The CCR5 Receptor and HIV/AIDS

The recently reported news that an AIDS patient has been successfully cured of his disease is a very exciting development in regards to global public health.  The methodology used to affect this outcome is directly related to the manner in which the human immunodeficiency virus (HIV) gains entry into its host cell.  HIV enters and ultimately kills the so-called,” T-Helper” cell that plays a critical role in adaptive human immunity.  Once a significant portion of these cells are destroyed, the patient displays the classic symptoms of AIDS – the inability to successfully fight off infections by invading micro-organisms.


In order to successfully invade its target cell, HIV must bind to specific proteins found on the surface of T-Helper cells.  One of these cell surface proteins is referred to CCR5 (CD195) – a member of the chemokine receptor family – and the protein product of the CCR-5 gene.  Chemokines are factors that are used to attract T cells to particular tissue or organ targets when battling infection.  If this protein is absent or the product of a mutated gene, HIV will fail to bind and therefore be unable to infect the target cell.  It is important to remember that viruses have an absolute requirement for access into a living cell in order to produce an infection; for, they need to exploit the intracellular processes of a living cell in order to make copies of themselves.  The molecular biology of HIV has been studied extensively and, as a consequence, this mechanism of action is well understood.

In addition, there is a percentage of the human population that is innately resistant to HIV infection even upon exposure to the virus.  This apparent insensitivity to HIV infection is readily explained by the fact that these individuals possess defective variants of the CCR-5 gene.
Thanks to the ingenuity and inventiveness of Drs.
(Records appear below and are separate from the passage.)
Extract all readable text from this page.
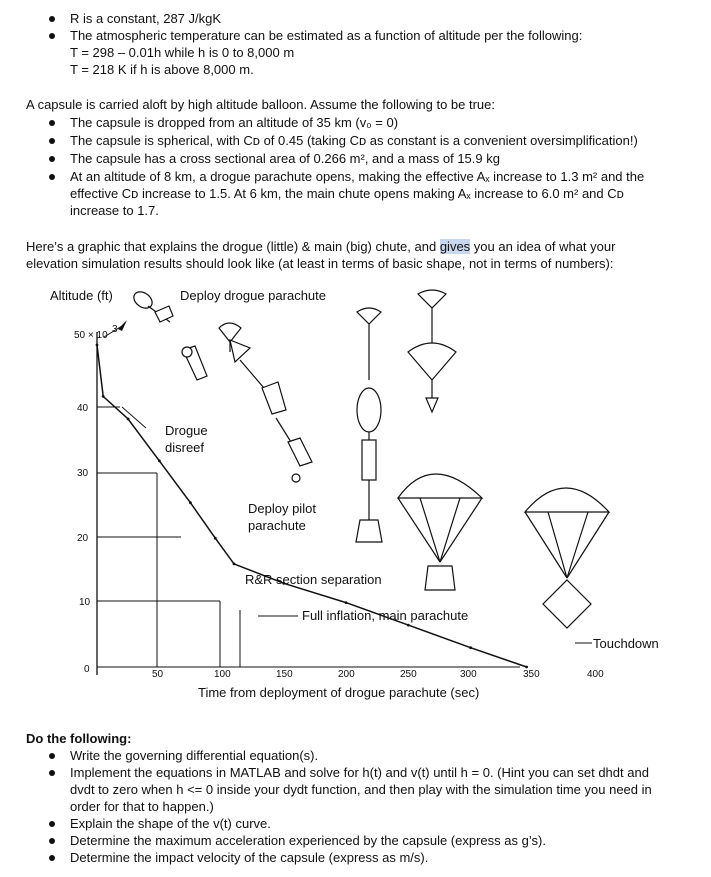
R is a constant, 287 J/kgK
The atmospheric temperature can be estimated as a function of altitude per the following:
T = 298 – 0.01h while h is 0 to 8,000 m
T = 218 K if h is above 8,000 m.
A capsule is carried aloft by high altitude balloon. Assume the following to be true:
The capsule is dropped from an altitude of 35 km (v₀ = 0)
The capsule is spherical, with Cᴅ of 0.45 (taking Cᴅ as constant is a convenient oversimplification!)
The capsule has a cross sectional area of 0.266 m², and a mass of 15.9 kg
At an altitude of 8 km, a drogue parachute opens, making the effective Aₓ increase to 1.3 m² and the effective Cᴅ increase to 1.5. At 6 km, the main chute opens making Aₓ increase to 6.0 m² and Cᴅ increase to 1.7.
Here’s a graphic that explains the drogue (little) & main (big) chute, and gives you an idea of what your elevation simulation results should look like (at least in terms of basic shape, not in terms of numbers):
Altitude (ft)
50 × 10
3
40
30
20
10
0	50	100	150	200	250	300	350	400
Time from deployment of drogue parachute (sec)
Deploy drogue parachute
Drogue
disreef
Deploy pilot
parachute
R&R section separation
Full inflation, main parachute
Touchdown
Do the following:
Write the governing differential equation(s).
Implement the equations in MATLAB and solve for h(t) and v(t) until h = 0. (Hint you can set dhdt and dvdt to zero when h <= 0 inside your dydt function, and then play with the simulation time you need in order for that to happen.)
Explain the shape of the v(t) curve.
Determine the maximum acceleration experienced by the capsule (express as g’s).
Determine the impact velocity of the capsule (express as m/s).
Gero Hutter, Eckard Thiel and colleagues from the Charite Hospital in Berlin Germany, an approach to a potential cure of AIDS was recognized that involves the widely used procedure of bone marrow transplantation – the first successful human bone marrow transplantation was accomplished in 1975 in Seattle pioneered by Dr. Donnall Thomas who won a Nobel Prize in Medicine for his efforts.
 
In this particular case, the patient presented with acute myelogenous leukemia (AML) as well as AIDS.  The protocol that was developed involved the destruction of the AIDS patient’s immune system followed by recovery using bone marrow from a suitable donor who was also immune to HIV infection on account of a defect in the CCR-5 gene as described above.  As a result of this approach, the patient became asymptomatic and free of HIV.  This is possible because all the immuno-competent cells in the human immune system repertoire are derived from progenitors found in the bone marrow and once the patient’s own immune cells were successfully replaced by the donor’s, then he became HIV resistant.

Since bone marrow transplantation has inherent risks, it is not the recommended approach for AIDS patients; unless, they also suffer from leukemia.  However, there is considerable hope in developing methodologies to use gene modification techniques to modify an AIDS patient’s own immune cells so that they would exhibit the CCR-5 gene variant and render them HIV resistant.